Этот мистик был чертовски убедителен!
— Тогда надо действовать, — сказал я. — Сначала прижмем парней с телевидения — пусть думают, что говорят. Потом надо пригласить парочку профессоров, чтобы дали научное опровержение всем этим небылицам.
— Возможно, этого от нас и ждут, — мрачно заметил Джедай. — Прежде всего надо понять, что происходит, шериф, а потом уже действовать.
— А вы понимаете?
— Думаю, да. Вы верите в дьявола?
— Ну, не буквально…
— Можно и не буквально. По крайней мере, с терминологией вы знакомы… То, что происходит — это искушение. Страшный соблазн — не тела, но духа. Представьте себе, что вы играете в шахматы: партия тянется невыносимо медленно, вам кажется, что вы проигрываете… В какой-то момент хочется смахнуть фигуры с доски и начать все заново. Мы осваиваем планеты, открываем иные миры, но играем по старым правилам: мораль, законность, демократия и так далее. От этого устают не только люди, но и народы. Тогда приходит искушение: отряхнуть с ног прах старого мира, погрязшего… неважно, в чем: лицемерии, разврате, коррупции, — и построить новый мир, установить новый порядок с новыми правилами игры. Тысячелетний рейх или Утопия — дело опять-таки не в названии. А что происходит здесь, под куполом? Здравый смысл уже дал трещину, достаточную для того, чтобы гибли люди. Мораль и законность под вопросом. Стальная Метла устанавливает власть террора, и многим это нравится. Даже у вас, шериф, были сомнения. Вы исполняете свой долг, но не слишком рветесь поймать своего Джека Потрошителя — боитесь, что вас неправильно поймут. Демократия тоже под угрозой. Насколько я понимаю, Перейра представлял цветное население. Раз есть расовые проблемы, на них тоже будут играть…
Далее, в администрации купола наверняка есть нечистые на руку люди — этого может быть достаточно для расправы. А те, кто придет вслед за ними, будут брать уже не долларами, а человеческими головами. Я понятно объясняю, шериф?
Я промолчал. Все-таки он псих, параноик. Ну не может все быть так плохо! Мой здравый смысл еще цел.
— Ладно, — он поднялся с кресла, — мне пора на процедуры. Я еще зайду к вам… Всего хорошего, шериф.
3. Доктор Флетчер
Мне сообщили, что пациент из шестьдесят шестой палаты хочет говорить со мной, и я решил не откладывать это дело.
Случай был по-своему уникальный. Август Троммель был одним из тех, кто ушел из-под купола и не вернулся. Его нашли через сутки в бессознательном состоянии. Дыхательный ресурс скафандра был давно исчерпан, и непонятно, каким образом Троммелю удалось остаться в живых. Должно быть, вследствие отравления углекислым газом в условиях пониженной гравитации все жизненные процессы у него остановились.
Так или иначе, но выйдя из комы и полностью восстановив физическое здоровье, больной обнаружил обширную потерю памяти. Вскоре память в основном также восстановилась, оставались загадкой лишь события, непосредственно относящиеся к несчастному случаю. При других обстоятельствах это могло показаться неважным, но сам Троммель почему-то придавал происшедшему большое значение. Он хотел вспомнить.

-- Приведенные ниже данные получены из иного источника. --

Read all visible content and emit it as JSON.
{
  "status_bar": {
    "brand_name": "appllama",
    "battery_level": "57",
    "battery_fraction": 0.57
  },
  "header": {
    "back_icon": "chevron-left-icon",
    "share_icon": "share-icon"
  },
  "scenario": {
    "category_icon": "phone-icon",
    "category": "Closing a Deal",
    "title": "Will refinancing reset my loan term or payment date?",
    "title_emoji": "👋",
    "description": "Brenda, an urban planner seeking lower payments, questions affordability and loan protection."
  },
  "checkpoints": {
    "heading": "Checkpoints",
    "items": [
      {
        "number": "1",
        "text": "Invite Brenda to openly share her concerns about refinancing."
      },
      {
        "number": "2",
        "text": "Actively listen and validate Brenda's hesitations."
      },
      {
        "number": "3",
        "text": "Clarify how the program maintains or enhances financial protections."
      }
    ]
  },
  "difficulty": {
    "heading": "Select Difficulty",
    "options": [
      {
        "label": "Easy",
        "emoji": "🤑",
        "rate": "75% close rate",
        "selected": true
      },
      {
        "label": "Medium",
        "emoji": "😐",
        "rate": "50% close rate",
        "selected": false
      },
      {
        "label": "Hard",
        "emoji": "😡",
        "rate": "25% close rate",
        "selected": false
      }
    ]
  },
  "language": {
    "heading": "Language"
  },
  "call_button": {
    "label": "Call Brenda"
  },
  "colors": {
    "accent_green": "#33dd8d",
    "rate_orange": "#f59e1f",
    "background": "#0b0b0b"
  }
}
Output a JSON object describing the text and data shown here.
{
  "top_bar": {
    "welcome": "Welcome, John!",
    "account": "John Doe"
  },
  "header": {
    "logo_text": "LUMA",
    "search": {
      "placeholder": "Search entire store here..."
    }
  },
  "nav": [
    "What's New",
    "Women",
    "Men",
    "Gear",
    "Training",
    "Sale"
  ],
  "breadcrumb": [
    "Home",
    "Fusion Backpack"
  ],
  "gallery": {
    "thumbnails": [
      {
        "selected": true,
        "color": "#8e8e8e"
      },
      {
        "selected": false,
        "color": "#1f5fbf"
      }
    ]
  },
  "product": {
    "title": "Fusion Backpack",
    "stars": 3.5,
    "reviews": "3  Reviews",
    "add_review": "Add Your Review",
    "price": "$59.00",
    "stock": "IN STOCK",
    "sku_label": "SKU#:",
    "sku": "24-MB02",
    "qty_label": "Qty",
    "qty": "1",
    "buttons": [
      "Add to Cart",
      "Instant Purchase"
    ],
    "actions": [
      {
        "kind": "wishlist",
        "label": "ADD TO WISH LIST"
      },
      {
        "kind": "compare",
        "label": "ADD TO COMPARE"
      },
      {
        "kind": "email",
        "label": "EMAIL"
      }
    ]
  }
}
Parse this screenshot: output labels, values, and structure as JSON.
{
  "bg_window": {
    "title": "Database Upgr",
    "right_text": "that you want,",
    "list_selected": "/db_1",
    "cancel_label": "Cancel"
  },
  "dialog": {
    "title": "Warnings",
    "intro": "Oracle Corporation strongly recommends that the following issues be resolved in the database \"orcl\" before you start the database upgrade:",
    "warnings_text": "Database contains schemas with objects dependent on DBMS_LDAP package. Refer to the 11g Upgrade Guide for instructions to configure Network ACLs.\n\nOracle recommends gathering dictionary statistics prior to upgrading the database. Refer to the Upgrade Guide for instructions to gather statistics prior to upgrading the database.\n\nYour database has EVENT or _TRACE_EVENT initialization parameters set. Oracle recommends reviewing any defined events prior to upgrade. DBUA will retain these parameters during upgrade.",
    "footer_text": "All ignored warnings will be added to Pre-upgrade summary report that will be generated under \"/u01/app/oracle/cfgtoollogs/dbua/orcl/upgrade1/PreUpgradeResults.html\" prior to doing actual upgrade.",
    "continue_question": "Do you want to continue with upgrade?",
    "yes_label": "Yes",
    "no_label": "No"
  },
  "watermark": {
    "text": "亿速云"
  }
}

И это ему, наконец, удалось. Только лучше бы этого не случилось! То, что он рассказал, мне очень не понравилось. Я решил, что выпускать его пока рано; более того, все откладывается на неопределенное время .
— Но почему? — спрашивал он удивленно. — Доктор, я же все вспомнил! Я ведь здоров, правда?
А я смотрел в его ясные голубые глаза и умело скрывал свои чувства.
Плохо, когда человек чего-то не помнит, но еще хуже, когда он помнит не то, что было. В какой-то степени это присуще нам всем: мы, например, иногда помним свои сны, однако не теряем чувства реальности. Здесь случай другой: слишком яркие фантазии заполняют пробелы, и выгнать их оттуда гораздо труднее, чем восстановить настоящую память.